L’ouverture d’une succession, en présence de plusieurs héritiers, emporte l’indivision du patrimoine du défunt. Lorsque ceux-ci n’arrivent pas à s’entendre sur la répartition des biens indivis, cela entraîne généralement un blocage de la succession.
Néanmoins, conformément à l’article 815 du Code civil, tout indivisaire est en droit de provoquer le partage. En effet, l’action en partage judiciaire permet de mettre un terme à l’indivision successorale afin que chaque coïndivisaire reçoive une part du patrimoine pour une valeur égale à ses droits dans l’indivision.

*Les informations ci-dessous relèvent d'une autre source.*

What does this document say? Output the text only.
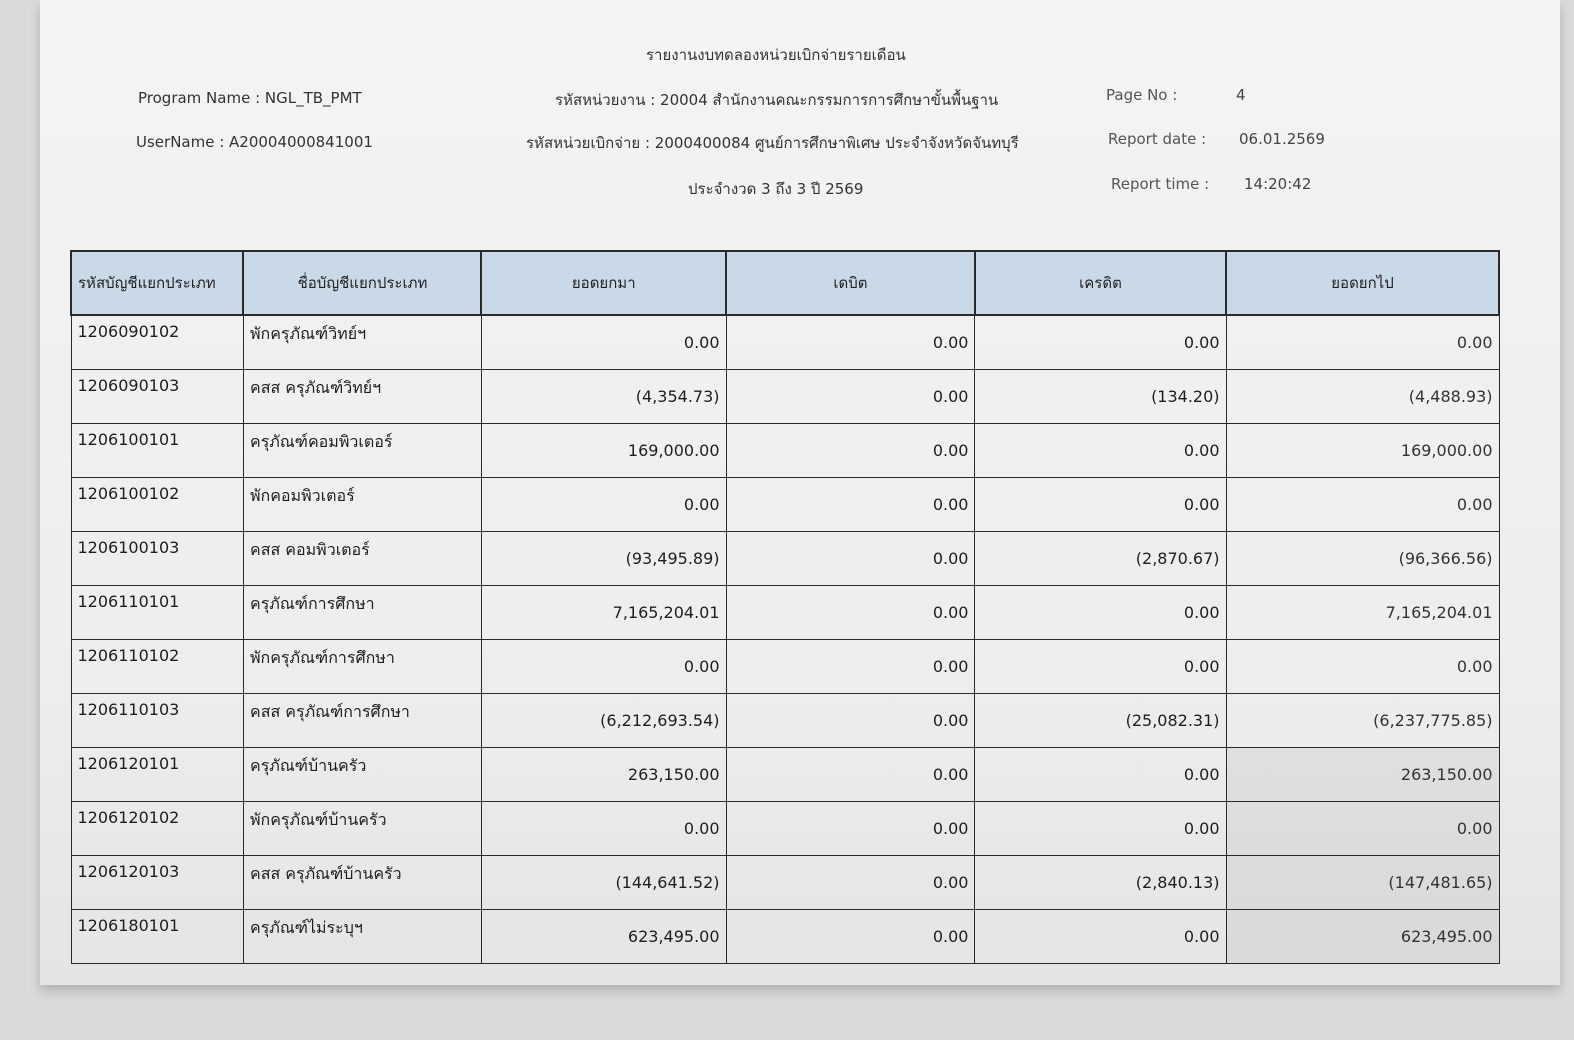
รายงานงบทดลองหน่วยเบิกจ่ายรายเดือน
Program Name : NGL_TB_PMT
UserName : A20004000841001
รหัสหน่วยงาน : 20004 สำนักงานคณะกรรมการการศึกษาขั้นพื้นฐาน
รหัสหน่วยเบิกจ่าย : 2000400084 ศูนย์การศึกษาพิเศษ ประจำจังหวัดจันทบุรี
ประจำงวด 3 ถึง 3 ปี 2569
Page No :	4
Report date : 06.01.2569
Report time : 14:20:42
รหัสบัญชีแยกประเภท	ชื่อบัญชีแยกประเภท	ยอดยกมา	เดบิต	เครดิต	ยอดยกไป
1206090102	พักครุภัณฑ์วิทย์ฯ	0.00	0.00	0.00	0.00
1206090103	คสส ครุภัณฑ์วิทย์ฯ	(4,354.73)	0.00	(134.20)	(4,488.93)
1206100101	ครุภัณฑ์คอมพิวเตอร์	169,000.00	0.00	0.00	169,000.00
1206100102	พักคอมพิวเตอร์	0.00	0.00	0.00	0.00
1206100103	คสส คอมพิวเตอร์	(93,495.89)	0.00	(2,870.67)	(96,366.56)
1206110101	ครุภัณฑ์การศึกษา	7,165,204.01	0.00	0.00	7,165,204.01
1206110102	พักครุภัณฑ์การศึกษา	0.00	0.00	0.00	0.00
1206110103	คสส ครุภัณฑ์การศึกษา	(6,212,693.54)	0.00	(25,082.31)	(6,237,775.85)
1206120101	ครุภัณฑ์บ้านครัว	263,150.00	0.00	0.00	263,150.00
1206120102	พักครุภัณฑ์บ้านครัว	0.00	0.00	0.00	0.00
1206120103	คสส ครุภัณฑ์บ้านครัว	(144,641.52)	0.00	(2,840.13)	(147,481.65)
1206180101	ครุภัณฑ์ไม่ระบุฯ	623,495.00	0.00	0.00	623,495.00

Les conditions préalables à l’action en partage judiciaire
L’action en partage judiciaire exige principalement l’existence d’une tentative de partage amiable. En pratique, les héritiers qui saisissent le tribunal doivent prouver que leurs tentatives de partager amiablement la succession se sont heurtées à des difficultés. C’est par exemple le cas lorsque l’un des coïndivisaires refuse le partage, conteste les modalités de partage ou lorsque le projet de partage est refusé par le juge des tutelles. Cette condition peut être démontrée par la production d’un document, établi par le notaire en charge de la succession, relatant lesdites difficultés.
De plus, l’assignation doit faire apparaître le descriptif sommaire de la succession. À ce titre, l’héritier demandeur pourra produire un inventaire des biens immobiliers et mobiliers compris dans l’actif successoral. Cet inventaire peut également être contenu au sein d’un document, établi par le notaire en charge de la succession.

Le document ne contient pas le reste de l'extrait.